Three days after Christmas I drove to Jacksonville. I sewed patches on duffel bags. I stood on a tarmac on an unusually warm December day and sent Robert Germino off to war.
I often wonder what he will be like when he comes home after a year and a half in Iraq — if he will still have two legs and two hands — if he will be able to sleep at night — if he will still be able to function as an adult if he is injured. I even wonder if he will come home.
Most of all I wonder if it’s worth the price we pay.
You may not be serving in the military. You may never serve in the military or be in a military family. But every American citizen pays a small price for the war we wage in Iraq.
To be exact, $365 per person, per year.
And the cost is rising. In the 2007 National Budget $60 billion will be spent on defense, which is more than previous years. While money should go to defense, it should also be spent on other things like affordable public education, health care and rebuilding the gulf.
In fact, most defense spending doesn’t go toward defending America.
Those of us from North Carolina are familiar with the 82nd Airborne in Fayetteville. This division is always on call, ready to deploy any where in the world within 18 hours — or I should say, used to be able to. Pentagon officials told the New York Times that “of the 20 brigades not in Iraq none have enough equipment and manpower to be sent quickly into combat except a unit in South Korea.”

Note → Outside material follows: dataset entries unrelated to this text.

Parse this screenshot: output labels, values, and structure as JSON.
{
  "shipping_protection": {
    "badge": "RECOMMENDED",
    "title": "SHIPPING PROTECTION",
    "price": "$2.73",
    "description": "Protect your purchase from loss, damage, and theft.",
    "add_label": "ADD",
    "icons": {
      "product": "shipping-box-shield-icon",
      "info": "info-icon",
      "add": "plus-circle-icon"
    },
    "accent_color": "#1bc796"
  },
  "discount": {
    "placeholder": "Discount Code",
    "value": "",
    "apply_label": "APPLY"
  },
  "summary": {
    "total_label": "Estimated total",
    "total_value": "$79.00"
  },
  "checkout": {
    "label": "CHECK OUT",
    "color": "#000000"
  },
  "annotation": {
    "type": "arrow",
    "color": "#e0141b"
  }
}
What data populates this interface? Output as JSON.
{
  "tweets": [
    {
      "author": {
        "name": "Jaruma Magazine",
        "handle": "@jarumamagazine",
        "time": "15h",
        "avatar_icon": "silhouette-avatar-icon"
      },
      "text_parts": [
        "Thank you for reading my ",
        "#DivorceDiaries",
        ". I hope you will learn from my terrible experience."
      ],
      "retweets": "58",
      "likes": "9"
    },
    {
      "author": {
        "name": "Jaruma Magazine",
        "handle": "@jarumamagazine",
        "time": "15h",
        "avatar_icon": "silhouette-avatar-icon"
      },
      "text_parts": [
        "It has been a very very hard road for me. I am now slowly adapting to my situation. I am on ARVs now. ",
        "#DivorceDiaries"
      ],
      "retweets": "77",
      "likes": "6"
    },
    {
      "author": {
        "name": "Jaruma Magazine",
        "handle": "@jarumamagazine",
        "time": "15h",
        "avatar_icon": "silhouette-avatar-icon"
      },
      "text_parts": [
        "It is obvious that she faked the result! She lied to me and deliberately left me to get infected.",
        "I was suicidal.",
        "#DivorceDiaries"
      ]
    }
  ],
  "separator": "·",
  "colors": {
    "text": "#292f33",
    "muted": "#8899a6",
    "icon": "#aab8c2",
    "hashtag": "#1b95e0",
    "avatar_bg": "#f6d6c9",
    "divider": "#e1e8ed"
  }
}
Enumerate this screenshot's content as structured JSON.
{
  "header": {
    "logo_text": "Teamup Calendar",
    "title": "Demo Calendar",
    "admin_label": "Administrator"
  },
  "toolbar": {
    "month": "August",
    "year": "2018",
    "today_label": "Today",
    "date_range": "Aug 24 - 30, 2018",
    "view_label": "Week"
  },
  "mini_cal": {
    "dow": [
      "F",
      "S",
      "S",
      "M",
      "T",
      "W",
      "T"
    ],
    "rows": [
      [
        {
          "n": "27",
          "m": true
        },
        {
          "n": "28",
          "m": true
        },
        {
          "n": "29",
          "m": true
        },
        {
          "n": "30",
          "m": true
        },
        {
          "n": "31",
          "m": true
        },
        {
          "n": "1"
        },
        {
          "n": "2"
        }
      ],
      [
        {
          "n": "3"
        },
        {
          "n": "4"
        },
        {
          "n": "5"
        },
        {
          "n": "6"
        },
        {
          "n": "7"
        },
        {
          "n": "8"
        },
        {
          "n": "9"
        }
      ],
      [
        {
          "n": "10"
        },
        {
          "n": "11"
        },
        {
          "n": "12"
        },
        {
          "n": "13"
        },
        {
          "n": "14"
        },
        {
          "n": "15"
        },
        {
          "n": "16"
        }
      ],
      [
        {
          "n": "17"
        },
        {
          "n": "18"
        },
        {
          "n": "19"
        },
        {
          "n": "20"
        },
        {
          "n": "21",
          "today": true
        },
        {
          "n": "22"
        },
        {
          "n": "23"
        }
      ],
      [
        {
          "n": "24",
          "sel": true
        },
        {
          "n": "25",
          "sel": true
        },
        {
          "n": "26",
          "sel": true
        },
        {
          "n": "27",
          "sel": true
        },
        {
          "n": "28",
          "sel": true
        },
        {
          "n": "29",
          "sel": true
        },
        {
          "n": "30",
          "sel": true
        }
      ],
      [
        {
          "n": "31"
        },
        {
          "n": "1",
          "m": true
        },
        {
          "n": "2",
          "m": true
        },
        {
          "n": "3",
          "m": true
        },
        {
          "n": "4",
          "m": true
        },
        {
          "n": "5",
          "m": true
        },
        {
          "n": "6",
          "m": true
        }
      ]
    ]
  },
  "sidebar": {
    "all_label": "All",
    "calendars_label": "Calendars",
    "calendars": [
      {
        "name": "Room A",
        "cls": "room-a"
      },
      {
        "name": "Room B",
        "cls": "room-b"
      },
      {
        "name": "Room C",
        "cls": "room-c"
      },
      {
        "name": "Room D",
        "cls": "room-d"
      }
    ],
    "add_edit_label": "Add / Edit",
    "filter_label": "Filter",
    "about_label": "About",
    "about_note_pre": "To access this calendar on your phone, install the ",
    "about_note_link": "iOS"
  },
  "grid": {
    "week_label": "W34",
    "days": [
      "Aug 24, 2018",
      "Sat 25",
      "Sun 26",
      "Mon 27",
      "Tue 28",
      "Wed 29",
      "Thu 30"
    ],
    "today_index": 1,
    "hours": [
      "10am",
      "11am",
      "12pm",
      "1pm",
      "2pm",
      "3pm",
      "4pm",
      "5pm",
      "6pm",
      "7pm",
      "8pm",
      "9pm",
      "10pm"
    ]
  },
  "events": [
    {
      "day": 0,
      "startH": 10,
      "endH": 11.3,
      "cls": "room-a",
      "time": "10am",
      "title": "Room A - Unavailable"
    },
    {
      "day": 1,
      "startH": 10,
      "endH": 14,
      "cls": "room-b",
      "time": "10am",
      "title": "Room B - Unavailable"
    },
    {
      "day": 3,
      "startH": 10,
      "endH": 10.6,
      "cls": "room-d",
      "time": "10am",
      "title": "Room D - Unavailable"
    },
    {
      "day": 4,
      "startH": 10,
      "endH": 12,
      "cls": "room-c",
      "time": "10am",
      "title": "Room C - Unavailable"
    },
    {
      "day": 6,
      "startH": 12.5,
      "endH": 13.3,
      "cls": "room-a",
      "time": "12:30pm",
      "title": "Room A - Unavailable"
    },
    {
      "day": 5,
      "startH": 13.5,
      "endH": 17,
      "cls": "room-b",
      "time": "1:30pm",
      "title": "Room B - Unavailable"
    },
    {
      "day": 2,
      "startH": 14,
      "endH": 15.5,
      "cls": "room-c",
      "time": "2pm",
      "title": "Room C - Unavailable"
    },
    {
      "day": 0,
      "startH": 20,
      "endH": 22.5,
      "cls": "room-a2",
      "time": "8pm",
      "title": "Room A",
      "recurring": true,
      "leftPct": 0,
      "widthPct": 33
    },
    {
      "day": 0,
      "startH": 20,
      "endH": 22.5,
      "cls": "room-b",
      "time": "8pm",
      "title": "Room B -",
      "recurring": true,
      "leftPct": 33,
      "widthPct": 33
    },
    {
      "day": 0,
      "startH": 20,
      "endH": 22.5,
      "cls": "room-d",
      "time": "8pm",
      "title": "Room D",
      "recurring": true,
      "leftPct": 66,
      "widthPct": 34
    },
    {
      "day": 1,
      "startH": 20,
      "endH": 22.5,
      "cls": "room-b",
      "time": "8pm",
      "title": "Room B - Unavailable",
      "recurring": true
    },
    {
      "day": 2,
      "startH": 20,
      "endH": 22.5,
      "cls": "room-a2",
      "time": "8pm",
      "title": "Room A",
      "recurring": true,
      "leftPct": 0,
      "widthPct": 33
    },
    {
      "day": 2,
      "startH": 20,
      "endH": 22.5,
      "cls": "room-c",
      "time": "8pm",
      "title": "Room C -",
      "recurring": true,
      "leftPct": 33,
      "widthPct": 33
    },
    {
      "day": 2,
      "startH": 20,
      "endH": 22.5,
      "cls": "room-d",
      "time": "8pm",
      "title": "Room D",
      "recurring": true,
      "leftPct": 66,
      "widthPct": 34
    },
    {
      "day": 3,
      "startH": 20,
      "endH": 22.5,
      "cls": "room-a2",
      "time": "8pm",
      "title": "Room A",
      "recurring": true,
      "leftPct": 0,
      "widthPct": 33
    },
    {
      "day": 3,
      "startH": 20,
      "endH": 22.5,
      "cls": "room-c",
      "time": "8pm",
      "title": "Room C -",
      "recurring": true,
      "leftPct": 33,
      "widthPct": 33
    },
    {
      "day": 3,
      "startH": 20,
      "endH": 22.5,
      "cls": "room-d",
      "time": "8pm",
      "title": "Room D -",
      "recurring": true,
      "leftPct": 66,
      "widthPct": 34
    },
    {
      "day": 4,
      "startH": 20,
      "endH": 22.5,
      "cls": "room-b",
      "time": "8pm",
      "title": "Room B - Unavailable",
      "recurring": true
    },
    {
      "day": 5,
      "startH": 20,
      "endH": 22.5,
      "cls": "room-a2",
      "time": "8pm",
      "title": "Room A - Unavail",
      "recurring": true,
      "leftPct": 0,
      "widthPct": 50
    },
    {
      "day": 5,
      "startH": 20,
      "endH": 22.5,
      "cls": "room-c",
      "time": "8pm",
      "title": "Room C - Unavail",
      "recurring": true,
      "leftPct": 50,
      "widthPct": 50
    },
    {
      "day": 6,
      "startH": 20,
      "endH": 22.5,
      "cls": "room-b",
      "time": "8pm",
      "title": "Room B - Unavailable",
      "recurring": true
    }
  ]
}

The Navy is also being stretched. Ninety-nine percent of the deployable fleet is in action, according to globalsecurity.org, which tracks the location of deployed troops and contractors. In the event of a national crisis the people defending us will first have to leave the Middle East. That doesn’t make me feel safe and it doesn’t convince me that being in Iraq has made America and our world a safer place.
Iraq isn’t safer either. Since the war has started 500,000 Iraqis have died, and those living in the torn country are suffering too. In an ABC news survey, seven in 10 Iraqis showed signs of traumatic stress. The citizens in Iraq are not better off than they were just a few years ago and the hope many of them had after Saddam was overthrown no longer exists.
A war that began with “shock and awe” has come at a truly shocking price tag; one that can’t even be summed up with numbers. There are things this price tag cannot describe: the emotional and mental toll on our generation, the financial burden we will be paying off for years to come, the broken relationships abroad that will take years to begin to mend.
We will be paying for years to come, but we don’t have to keep the costs mounting. We should start to spend money more efficiently when it comes to our military. We should be wary of our troops being over deployed and under cared for. And we should evaluate the cost of Iraq. Supporting the troops does not mean supporting the war — it means asking them to pay a cost. Is it a cost we can afford to pay?